Les tours antigel ont le vent en poupe

INGRID PROUST - La vigne - n°294 - février 2017 - page 30

L'an dernier, les tours antigel ont donné satisfaction, même si elles ne sont efficaces que jusqu'à -4°C, et ce malgré l'ajout d'un brûleur.
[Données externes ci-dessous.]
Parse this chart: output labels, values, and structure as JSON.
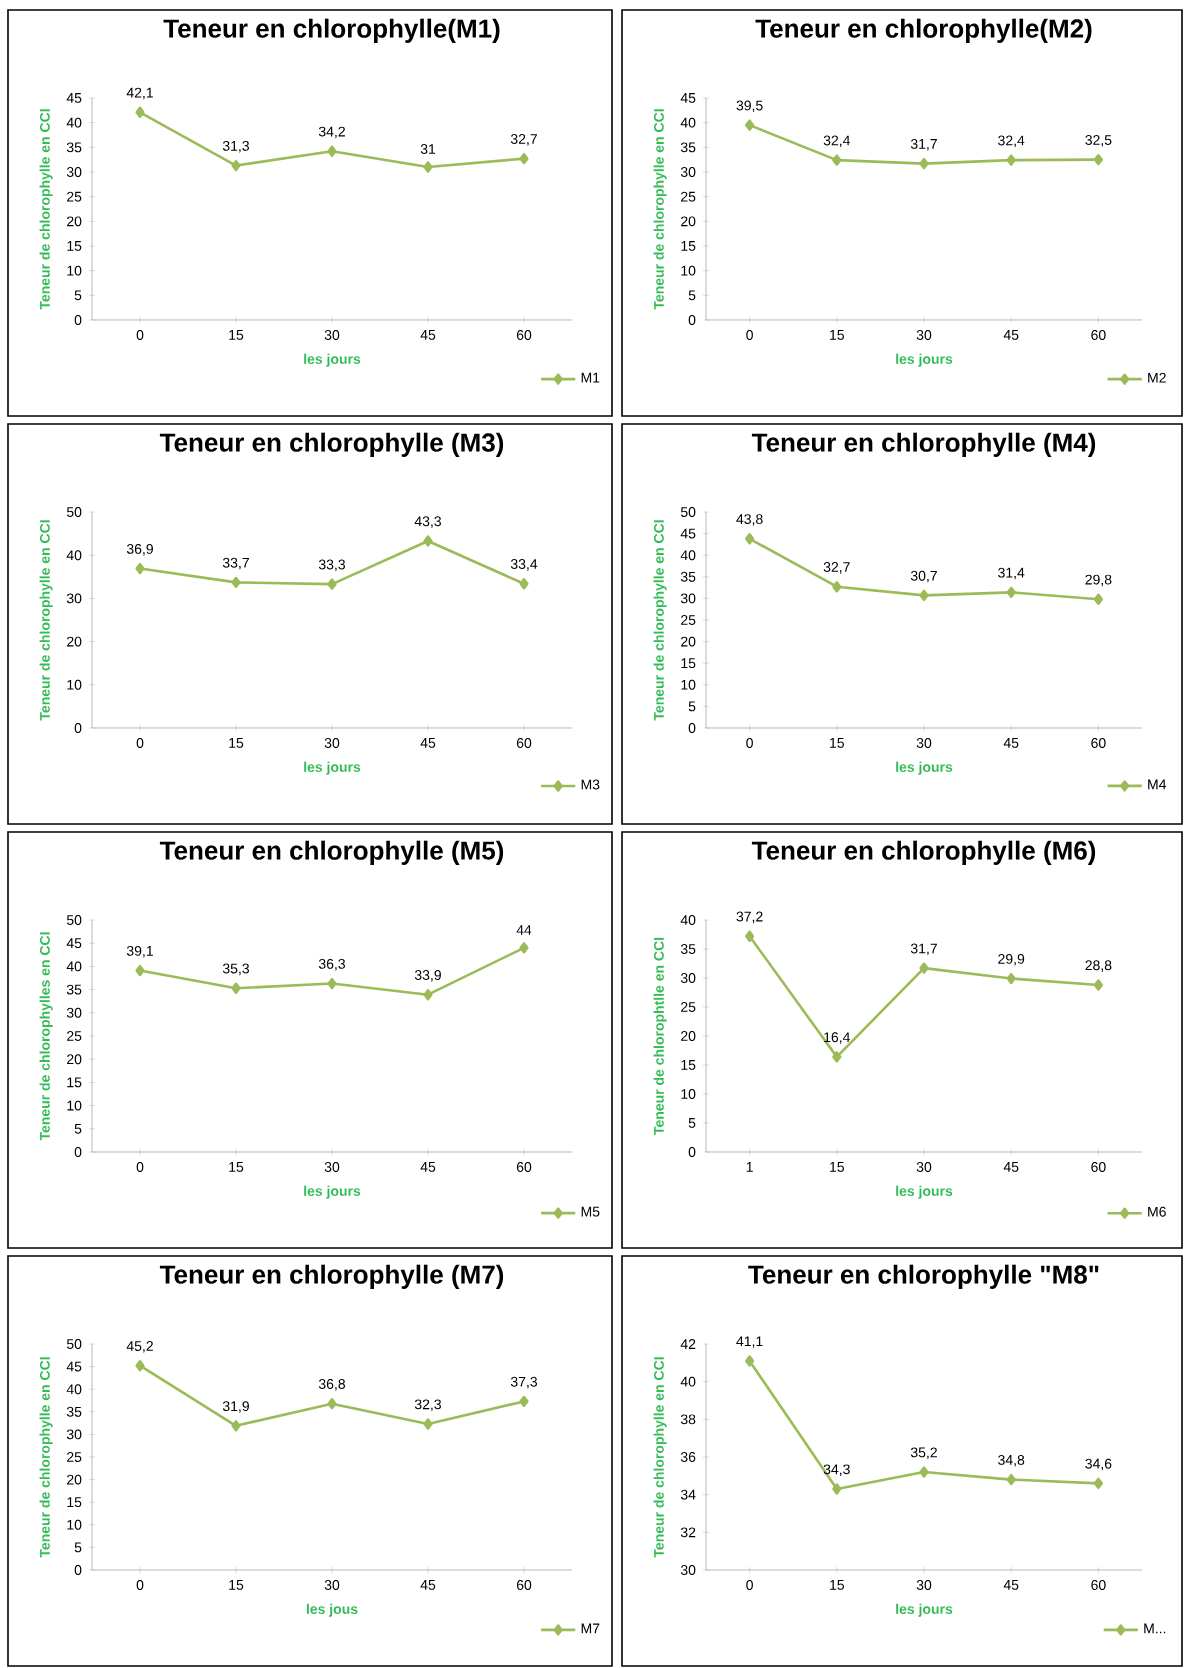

De nouvelles installations sont prévues cette année.
LA ORCHARD-RITE, tour mobile commercialisée par Filextra. © FILEXTRA

LA ORCHARD-RITE, tour mobile commercialisée par Filextra. © FILEXTRA

LA TOW AND BLOW, tour mobile vendue par la Rivière. © I. PROUST

LA TOW AND BLOW, tour mobile vendue par la Rivière. © I. PROUST

TOUR ANTIGEL FIXE avec citerne à gaz à Noyers-sur-Cher (Loir-et-Cher). © I. PROUST

TOUR ANTIGEL FIXE avec citerne à gaz à Noyers-sur-Cher (Loir-et-Cher). © I. PROUST

Elles brassent du vent mais c'est pour la bonne cause. « L'efficacité de nos tours lors du gel d'avril dernier a achevé de convaincre les derniers vignerons qui étaient réticents. Sans elles, nous n'aurions pas eu de récolte », expliquent Yves Lestourgie, président du syndicat viticole de Quincy, et Luc Tabordet, président de la Cuma qui gère plus d'une trentaine de tours antigel dans ce vignoble.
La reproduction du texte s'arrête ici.